De Ricardo Vieira Lisboa · Em 1 de Julho, 2019

First Blood ( A Fúria do Herói, 1982) começa no desamparo: uma esperança de reencontro frustrada, uma memória tingida pela realidade, uma fotografia entregue como quem doa uma lembrança para melhor a esquecer. O amigo morreu, o cancro da orange stuff tirou-lhe a vida e o sorriso do rosto pueril de Stallone (descendo a colina, alegre pela possibilidade de uma renovada irmandade de guerra na terra natal). Nada disso, em poucos segundos de filme já ele se fecha no seu isolamento e a brecha de comunicabilidade preenche-se pelo negrume do stresse pós-traumático. E do desamparo caímos no desespero, na raiva e na animalidade de um corpo tomado pelo hábito da morte.
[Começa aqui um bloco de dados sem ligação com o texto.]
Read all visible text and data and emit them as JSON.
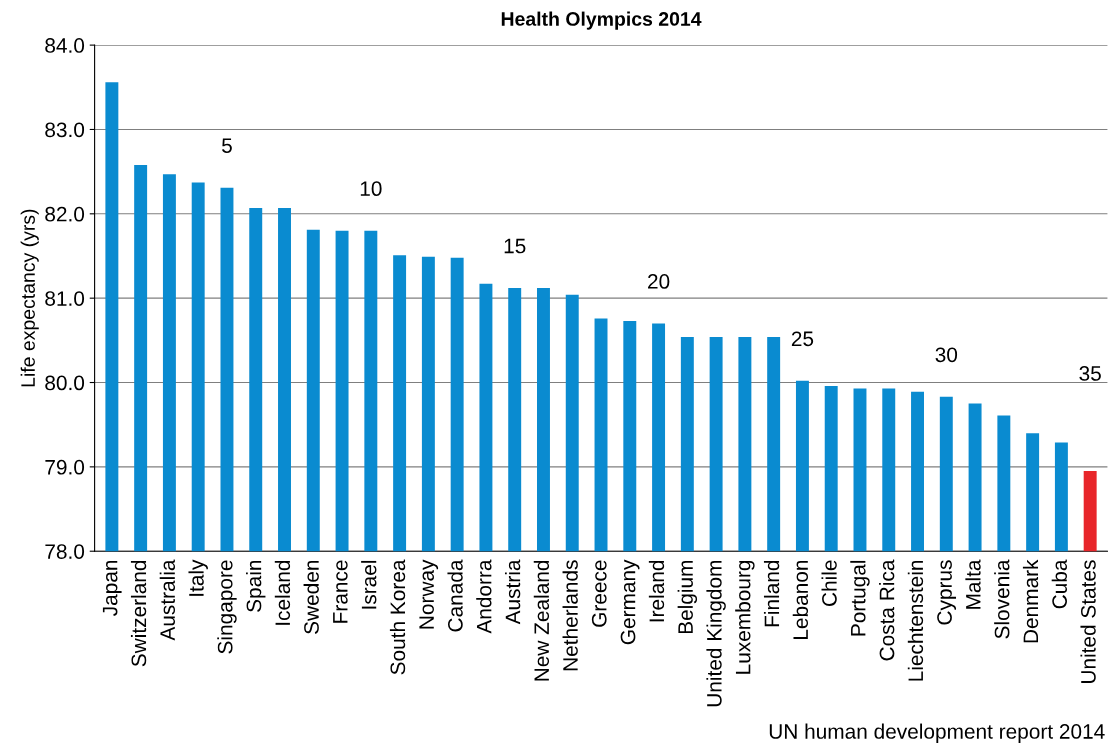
{
  "chart_data": {
    "type": "bar",
    "title": "Health Olympics 2014",
    "ylabel": "Life expectancy (yrs)",
    "categories": [
      "Japan",
      "Switzerland",
      "Australia",
      "Italy",
      "Singapore",
      "Spain",
      "Iceland",
      "Sweden",
      "France",
      "Israel",
      "South Korea",
      "Norway",
      "Canada",
      "Andorra",
      "Austria",
      "New Zealand",
      "Netherlands",
      "Greece",
      "Germany",
      "Ireland",
      "Belgium",
      "United Kingdom",
      "Luxembourg",
      "Finland",
      "Lebanon",
      "Chile",
      "Portugal",
      "Costa Rica",
      "Liechtenstein",
      "Cyprus",
      "Malta",
      "Slovenia",
      "Denmark",
      "Cuba",
      "United States"
    ],
    "values": [
      83.56,
      82.58,
      82.47,
      82.37,
      82.31,
      82.07,
      82.07,
      81.81,
      81.8,
      81.8,
      81.51,
      81.49,
      81.48,
      81.17,
      81.12,
      81.12,
      81.04,
      80.76,
      80.73,
      80.7,
      80.54,
      80.54,
      80.54,
      80.54,
      80.02,
      79.96,
      79.93,
      79.93,
      79.89,
      79.83,
      79.75,
      79.61,
      79.4,
      79.29,
      78.95
    ],
    "colors": [
      "#0a8bd0",
      "#0a8bd0",
      "#0a8bd0",
      "#0a8bd0",
      "#0a8bd0",
      "#0a8bd0",
      "#0a8bd0",
      "#0a8bd0",
      "#0a8bd0",
      "#0a8bd0",
      "#0a8bd0",
      "#0a8bd0",
      "#0a8bd0",
      "#0a8bd0",
      "#0a8bd0",
      "#0a8bd0",
      "#0a8bd0",
      "#0a8bd0",
      "#0a8bd0",
      "#0a8bd0",
      "#0a8bd0",
      "#0a8bd0",
      "#0a8bd0",
      "#0a8bd0",
      "#0a8bd0",
      "#0a8bd0",
      "#0a8bd0",
      "#0a8bd0",
      "#0a8bd0",
      "#0a8bd0",
      "#0a8bd0",
      "#0a8bd0",
      "#0a8bd0",
      "#0a8bd0",
      "#e8262a"
    ],
    "ylim": [
      78,
      84
    ],
    "yticks": [
      {
        "value": 78,
        "label": "78.0"
      },
      {
        "value": 79,
        "label": "79.0"
      },
      {
        "value": 80,
        "label": "80.0"
      },
      {
        "value": 81,
        "label": "81.0"
      },
      {
        "value": 82,
        "label": "82.0"
      },
      {
        "value": 83,
        "label": "83.0"
      },
      {
        "value": 84,
        "label": "84.0"
      }
    ],
    "grid": "y",
    "annotations": [
      "5",
      "10",
      "15",
      "20",
      "25",
      "30",
      "35",
      "UN human development report 2014"
    ]
  }
}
First Blood ( A Fúria do Herói, 1982) de Ted Kotcheff

John Rambo deveria ser, segundo o romance homónimo que o filme adapta, um selvagem: um veterano das operações especiais da guerra do Vietname perturbado pelo massacre, pela tortura e pela culpa da sobrevivência, que explode numa fúria sanguinária quando derramam o primeiro sangue. Ele deveria ser um “savage”, uma criatura de morte que leva tudo e todos no seu encalço e para a qual só a “solução final” permitira dar descanso. Mas Sylvester, na onda do sucesso inesperado dos Rockys, deu cara ao projecto há vários anos adiado (depois de Steve McQueen ser descartado por ser demasiado velho) e com isso colocou exigências sobre a natureza do herói. Segundo o próprio, “tenho dificuldade em matar as pessoas [entenda-se personagens – mas atente-se na palavra pessoa] de quem gosto”. E como tal Rambo não podia morrer porque Rambo era, no fundo, bom. Bondade que só os olhinhos de cachorro de Stallone enquanto jovem poderiam dar credibilidade. Aquela doçura sofrida, igualmente indefesa e mortal, é o que dá a dimensão intemporal que Rambo, por Stallone, adquiriu. Um pouco como Dwayne ‘The Rock’ Johnson nos dias (e nos filmes) que correm, Stallone teve essa capacidade de ser um brutamontes adorável, um brutal assassino de coração delicado e meigo focinho. Só mesmo ele conseguiria humanizar a besta, fazendo dela um ser empático (num final de levar às lágrimas na forma como uma ferramenta de guerra se revela, afinal, um homem destroçado pela luta dos sentimentos). Aliás, o último plano do filme foi apenas rodado após a primeira montagem de mais de três horas do filme, resultando da luta que Stallone havia travado junto de todos na produção para que a Rambo fosse dada uma segunda oportunidade (literalizada no second blood, no third blood e em todos os bloods que se seguiram e que se seguirão em breve – Setembro de 2019). Em particular, foi essa alteração do remate do livro em relação ao filme que levou a que Kirk Douglas desistisse do papel de coronel Trautman (entregue depois ao canastrão Richard Crenna).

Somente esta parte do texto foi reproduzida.